Patton is perhaps best known for his World War II feat of speeding his Third Army to relieve besieged Americans around the town of Bastogne, Belgium, during the Battle of the Bulge.
D’Este called it his “finest hour.” Blumenson called it the “sublime moment of his career.”
Patton wrote that the German attack that produced “the bulge” in the Allied lines in 1944 “reminds me very much of . . . [a German offensive in 1918] and I think will have the same results.” He was correct. The enemy was defeated.
Patton was profane, courageous, narcissistic and anti-Semitic, according to historians. He was disciplined, driven and thoughtful, and wrote voluminously.
But his achievements were marred, and his career ended, by lapses away from the battlefield, such as the slapping incidents, his rash public statements and his contempt for the war’s displaced Jews, whom he called “sub human” and “lower than animals.”
He believed in destiny, primarily his own, and reincarnation — claiming that, in past lives, he had been a warrior with the Romans, the Vikings and Napoleon, among others.
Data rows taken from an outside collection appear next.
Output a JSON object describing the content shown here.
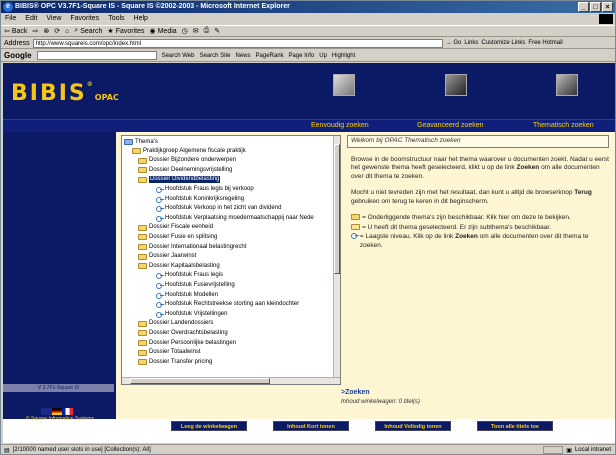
{
  "window": {
    "title": "BIBIS® OPC V3.7F1-Square IS - Square IS ©2002-2003 - Microsoft Internet Explorer"
  },
  "menu": [
    "File",
    "Edit",
    "View",
    "Favorites",
    "Tools",
    "Help"
  ],
  "toolbar": {
    "back": "Back",
    "search": "Search",
    "favorites": "Favorites",
    "media": "Media"
  },
  "address": {
    "label": "Address",
    "url": "http://www.squareis.com/opc/index.html",
    "go": "Go",
    "links": "Links",
    "customize": "Customize Links",
    "hotmail": "Free Hotmail"
  },
  "google": {
    "logo": "Google",
    "search_web": "Search Web",
    "search_site": "Search Site",
    "news": "News",
    "pagerank": "PageRank",
    "pageinfo": "Page Info",
    "up": "Up",
    "highlight": "Highlight"
  },
  "colors": {
    "banner": "#0c1a66",
    "accent": "#f5c518",
    "cream": "#fef6d2"
  },
  "banner": {
    "logo": "BIBIS",
    "logo_sub": "OPAC",
    "reg": "®"
  },
  "nav": {
    "simple": "Eenvoudig zoeken",
    "advanced": "Geavanceerd zoeken",
    "thematic": "Thematisch zoeken"
  },
  "sidebar": {
    "version": "V 3.7F1-Square IS",
    "company": "© Square Information Systems"
  },
  "tree": {
    "root": "Thema's",
    "nodes": [
      {
        "label": "Praktijkgroep Algemene fiscale praktijk",
        "type": "folder",
        "level": 1
      },
      {
        "label": "Dossier Bijzondere onderwerpen",
        "type": "folder",
        "level": 2
      },
      {
        "label": "Dossier Deelnemingsvrijstelling",
        "type": "folder",
        "level": 2
      },
      {
        "label": "Dossier Dividendbelasting",
        "type": "folder",
        "level": 2,
        "selected": true
      },
      {
        "label": "Hoofdstuk Fraus legis bij verkoop",
        "type": "leaf",
        "level": 3
      },
      {
        "label": "Hoofdstuk Koninkrijksregeling",
        "type": "leaf",
        "level": 3
      },
      {
        "label": "Hoofdstuk Verkoop in het zicht van dividend",
        "type": "leaf",
        "level": 3
      },
      {
        "label": "Hoofdstuk Verplaatsing moedermaatschappij naar Nede",
        "type": "leaf",
        "level": 3
      },
      {
        "label": "Dossier Fiscale eenheid",
        "type": "folder",
        "level": 2
      },
      {
        "label": "Dossier Fusie en splitsing",
        "type": "folder",
        "level": 2
      },
      {
        "label": "Dossier Internationaal belastingrecht",
        "type": "folder",
        "level": 2
      },
      {
        "label": "Dossier Jaarwinst",
        "type": "folder",
        "level": 2
      },
      {
        "label": "Dossier Kapitaalsbelasting",
        "type": "folder",
        "level": 2
      },
      {
        "label": "Hoofdstuk Fraus legis",
        "type": "leaf",
        "level": 3
      },
      {
        "label": "Hoofdstuk Fusievrijstelling",
        "type": "leaf",
        "level": 3
      },
      {
        "label": "Hoofdstuk Modellen",
        "type": "leaf",
        "level": 3
      },
      {
        "label": "Hoofdstuk Rechtstreekse storting aan kleindochter",
        "type": "leaf",
        "level": 3
      },
      {
        "label": "Hoofdstuk Vrijstellingen",
        "type": "leaf",
        "level": 3
      },
      {
        "label": "Dossier Landendossiers",
        "type": "folder",
        "level": 2
      },
      {
        "label": "Dossier Overdrachtsbelasting",
        "type": "folder",
        "level": 2
      },
      {
        "label": "Dossier Persoonlijke belastingen",
        "type": "folder",
        "level": 2
      },
      {
        "label": "Dossier Totaalwinst",
        "type": "folder",
        "level": 2
      },
      {
        "label": "Dossier Transfer pricing",
        "type": "folder",
        "level": 2
      }
    ]
  },
  "info": {
    "heading": "Welkom bij OPAC Thematisch zoeken",
    "p1a": "Browse in de boomstructuur naar het thema waarover u documenten zoekt. Nadat u eerst het gewenste thema heeft geselecteerd, klikt u op de link ",
    "p1b": "Zoeken",
    "p1c": " om alle documenten over dit thema te zoeken.",
    "p2a": "Mocht u niet tevreden zijn met het resultaat, dan kunt u altijd de browserknop ",
    "p2b": "Terug",
    "p2c": " gebruiken om terug te keren in dit beginscherm.",
    "legend1": "= Onderliggende thema's zijn beschikbaar. Klik hier om deze te bekijken.",
    "legend2": "= U heeft dit thema geselecteerd. Er zijn subthema's beschikbaar.",
    "legend3a": "= Laagste niveau. Klik op de link ",
    "legend3b": "Zoeken",
    "legend3c": " om alle documenten over dit thema te zoeken."
  },
  "zoeken": ">Zoeken",
  "cart": "Inhoud winkelwagen: 0 titel(s)",
  "buttons": {
    "empty": "Leeg de winkelwagen",
    "short": "Inhoud Kort tonen",
    "full": "Inhoud Volledig tonen",
    "all": "Toon alle titels toe"
  },
  "status": {
    "text": "[2/10000 named user slots in use] [Collection(s): All]",
    "zone": "Local intranet"
  }
}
He believed he was watched over by his paternal grandfather and a great-uncle who were killed fighting for the Confederacy, according to D’Este’s biography. Although he was born in California, he had deep family roots in Virginia.
Patton also played polo, fenced and wrote a book of poetry, much of it about war.
“The more one sees of war, the better it is,” he wrote to a family friend after he arrived in Europe in 1917. “Of course there are a few deaths but . . . the party is worth the price of admission.”
On Dec. 9, 1945, seven months after World War II ended in Europe, Patton suffered a broken neck in a car accident in Germany while headed out pheasant hunting.
He was paralyzed from the neck down and succumbed 12 days later, at the age of 60. After a lifetime of study and glorification of war, and numerous close calls in combat, he remarked of his fatal injury: “This is a hell of a way to die.”